I let this guy first ruin my life in 2017, it’s now 2019 and I’m still having sleepless nights over him. Is this what happens when someone with Emotionally Unstable Personality Disorder (EUPD) meets someone with Emotional Detachment Disorder (EDD) and everything implodes. I have too many feelings, they’re all are too intense and his apathetic towards all of them. The problem wasn’t me, my intensity manifested into passion and lust and I became addicted to the feeling of him wanting me – it was comforting. I literally sacrificed my sanity for a comforting summer 17, just to drown in tears for the following 7/8 months. At one point, the possibility of missing carnival to spend it with him was on the table. But once the initial elation settled, all this guy ever did was disappoint and drop me at his own discretion and then blame it on his depression.
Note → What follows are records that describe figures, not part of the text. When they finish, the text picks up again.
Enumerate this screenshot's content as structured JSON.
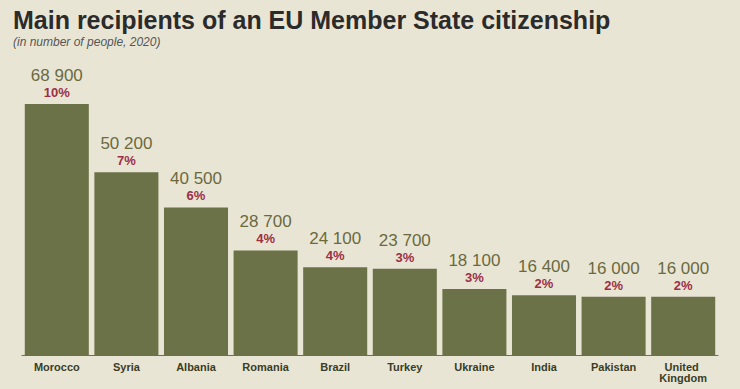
{
  "chart_data": {
    "type": "bar",
    "title": "Main recipients of an EU Member State citizenship",
    "subtitle": "(in number of people, 2020)",
    "categories": [
      "Morocco",
      "Syria",
      "Albania",
      "Romania",
      "Brazil",
      "Turkey",
      "Ukraine",
      "India",
      "Pakistan",
      "United Kingdom"
    ],
    "values": [
      68900,
      50200,
      40500,
      28700,
      24100,
      23700,
      18100,
      16400,
      16000,
      16000
    ],
    "value_labels": [
      "68 900",
      "50 200",
      "40 500",
      "28 700",
      "24 100",
      "23 700",
      "18 100",
      "16 400",
      "16 000",
      "16 000"
    ],
    "percent_labels": [
      "10%",
      "7%",
      "6%",
      "4%",
      "4%",
      "3%",
      "3%",
      "2%",
      "2%",
      "2%"
    ],
    "color": "#6c7247",
    "ylim": [
      0,
      70000
    ],
    "data_labels": true,
    "tick_labels": "x",
    "grid": false
  }
}
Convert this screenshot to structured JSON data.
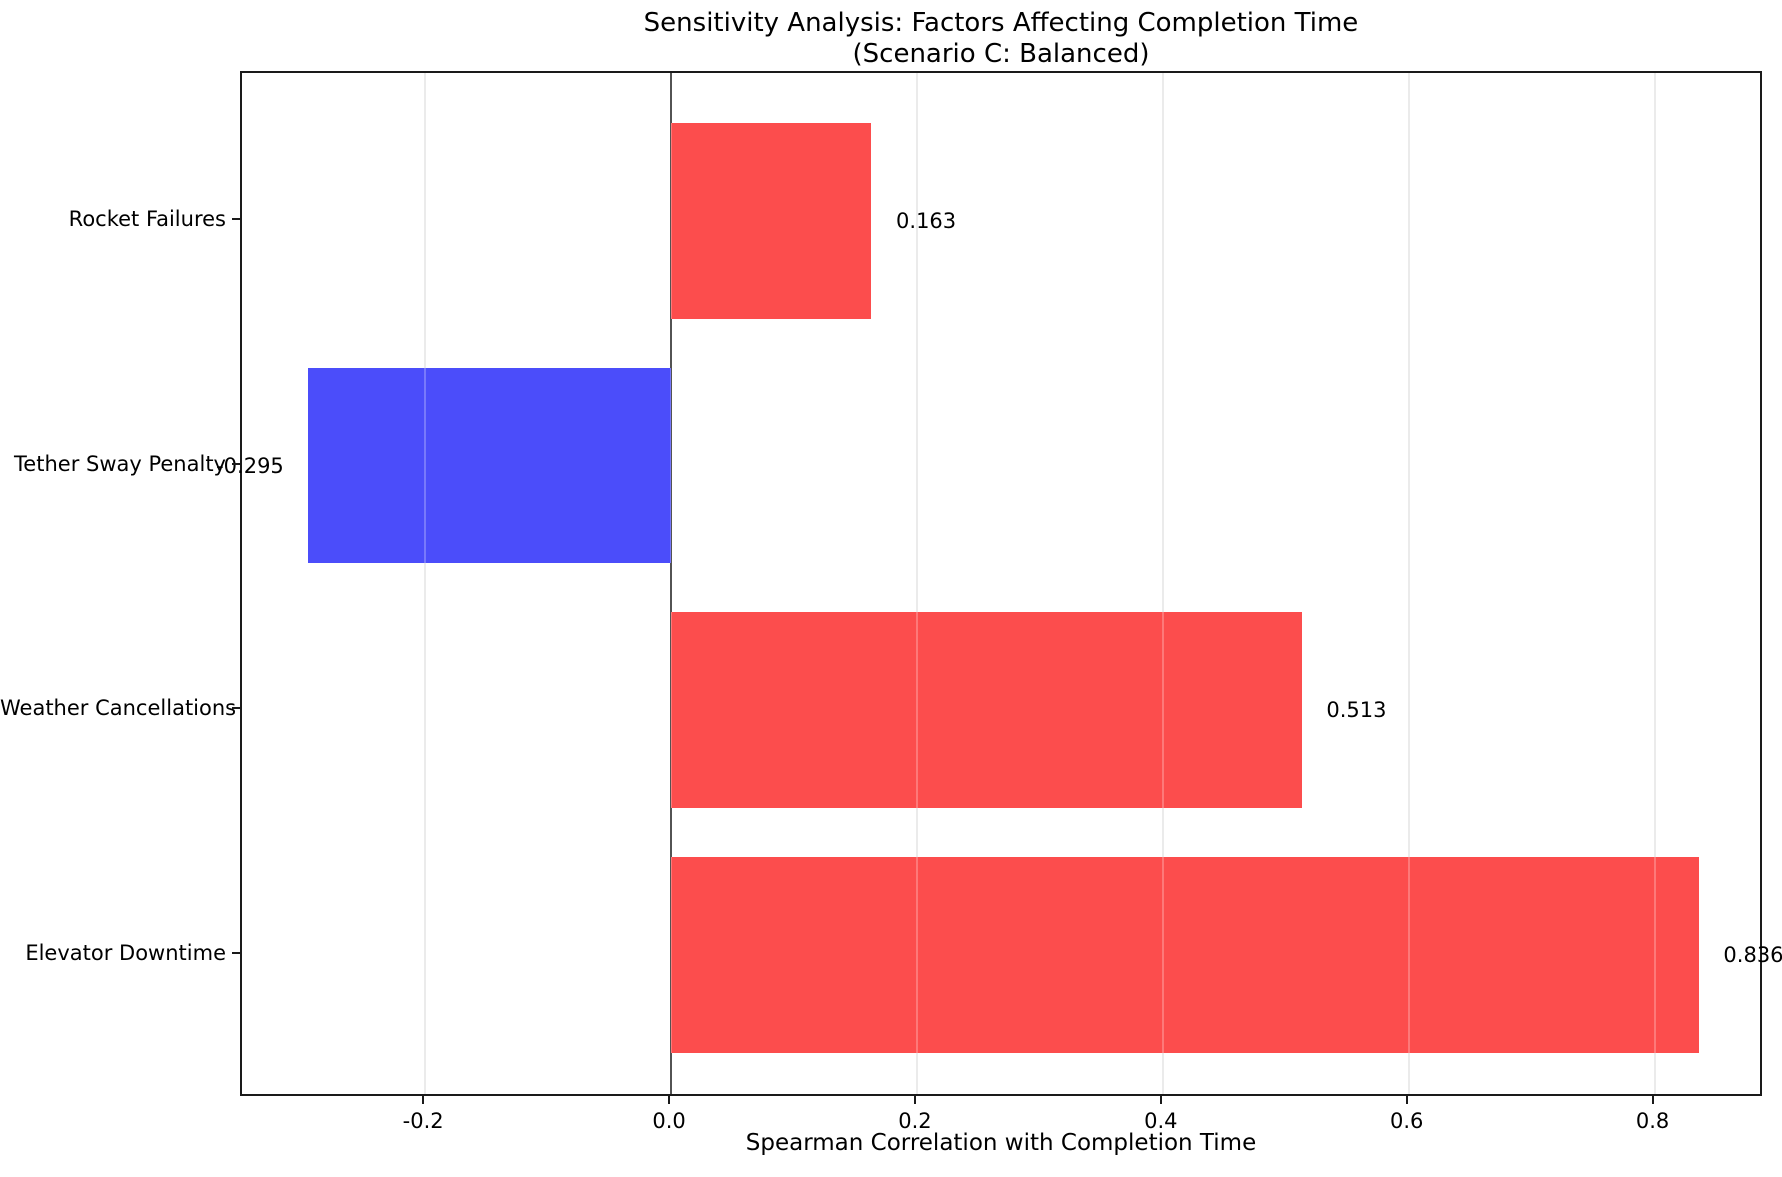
{
  "chart_data": {
    "type": "bar",
    "orientation": "horizontal",
    "title": "Sensitivity Analysis: Factors Affecting Completion Time",
    "subtitle": "(Scenario C: Balanced)",
    "xlabel": "Spearman Correlation with Completion Time",
    "ylabel": "",
    "categories": [
      "Rocket Failures",
      "Tether Sway Penalty",
      "Weather Cancellations",
      "Elevator Downtime"
    ],
    "values": [
      0.163,
      -0.295,
      0.513,
      0.836
    ],
    "value_labels": [
      "0.163",
      "-0.295",
      "0.513",
      "0.836"
    ],
    "xticks": [
      -0.2,
      0.0,
      0.2,
      0.4,
      0.6,
      0.8
    ],
    "xtick_labels": [
      "-0.2",
      "0.0",
      "0.2",
      "0.4",
      "0.6",
      "0.8"
    ],
    "xlim": [
      -0.349,
      0.889
    ],
    "ylim": [
      -0.584,
      3.604
    ],
    "bar_thickness": 0.8,
    "value_label_offset": 0.02,
    "grid": true,
    "zero_line": true,
    "legend": false,
    "colors": {
      "positive_bar": "#fc4d4d",
      "negative_bar": "#4b4dfa",
      "grid": "#e4e4e4",
      "grid_over_bar": "rgba(255,255,255,0.25)",
      "axis": "#1a1a1a",
      "text": "#000000"
    }
  }
}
“You Gave Me Panic Attacks & Called It Love”
Our “relationship” transformed into a cycle of attraction and rejection – always on his term. The saddest thing is that I’ve since dated several other people, it’s been more than a year after we finally stopped talking and his still the most significant romantic situation of my adult life. It was a situation doomed from its commencement because logistically and logically it wouldn’t have worked – he was an age inappropriate post hospitalisation rebound. I was vulnerable, incredibly insecure and felt lost. I was navigating the complexities of rebuilding a life I didn’t recognise and I enjoyed the flattery.
Up until last year, I still needed his validation. This is what I wore the last night I spent crying over him. It was a Friday night – he was meant to be staying the weekend. I had gotten all dressed up in Ann Summer’s flagship Cecila body and actually connected the suspender straps and hold ups. But he never came, he never even picked up his phone. I drank my weight in Echo Falls, posted “thirst trap” videos to incite sometime of reaction from him and cried myself to sleep. I will always love Akim, simply for giving me the strength to cut this dude out of my life. He drummed in how unhealthy and self depreciating this cycle was
It could all be so simple but you’d rather make it hard. Loving you is like a battle… and we both end up with scars
I’m annoyed at myself because in the beginning I didn’t want him. He isn’t particularly attractive, ambitious nor is he fantastically rich.. but he was nice. I’ve spent many hours trying to diagnose what went wrong. I let him chase me, wear me down and catch me, then play with me. For awhile I wondered if the only reason I wanted him, was because he didn’t want me. I still ponder this I have a problem with catch and release, I. It would’ve been humane if he just let me go or I just swam away but he let me flail and flap about. Did I just want him because he didn’t want me or because I have issues dealing with loss. The parallels between Phi & Chi is scary – I had no business dating either one of them. Chi was fresh off a 6 year relationship that ended in a failed engagement and had a similar aurora of emotional unavailability and inconsistency.
Is this just a silly game, that forces you to act this way. Forces you to scream my name… then pretend that you can’t stay
I chose Lauryn Hill Ex factor as my sole musical muse because this situation and that song, epitomise to me a toxic relationship. I indulged in a plethora of target behaviours to cope. He admittedly was not worth it – I’m permanently damaged over a guy, who didn’t deserve me (his words not mine.) Verbatim he told me he wasn’t “man enough” for me, that he was scared he couldn’t make me happy and that I’m better off without him. Despite this, I was the one who did all the crying. His the fucked up person, but his managed to settle down with a nice skinny girl and I’m just here. That sentence is full of a malice I no longer feel. Our somewhat relationship has turned in a weird co-dependent relationship where although I have closure, I’m emotionally connected. I’m stuck trying to fix his romantic issues with his girlfriend because I know it will make him happy. This is emotionally draining but therapeutic because at least it reassures me of the fact that it wasn’t me. I dodged a budget because anything romantic that would’ve blossomed would have been toxic and mutually detrimental.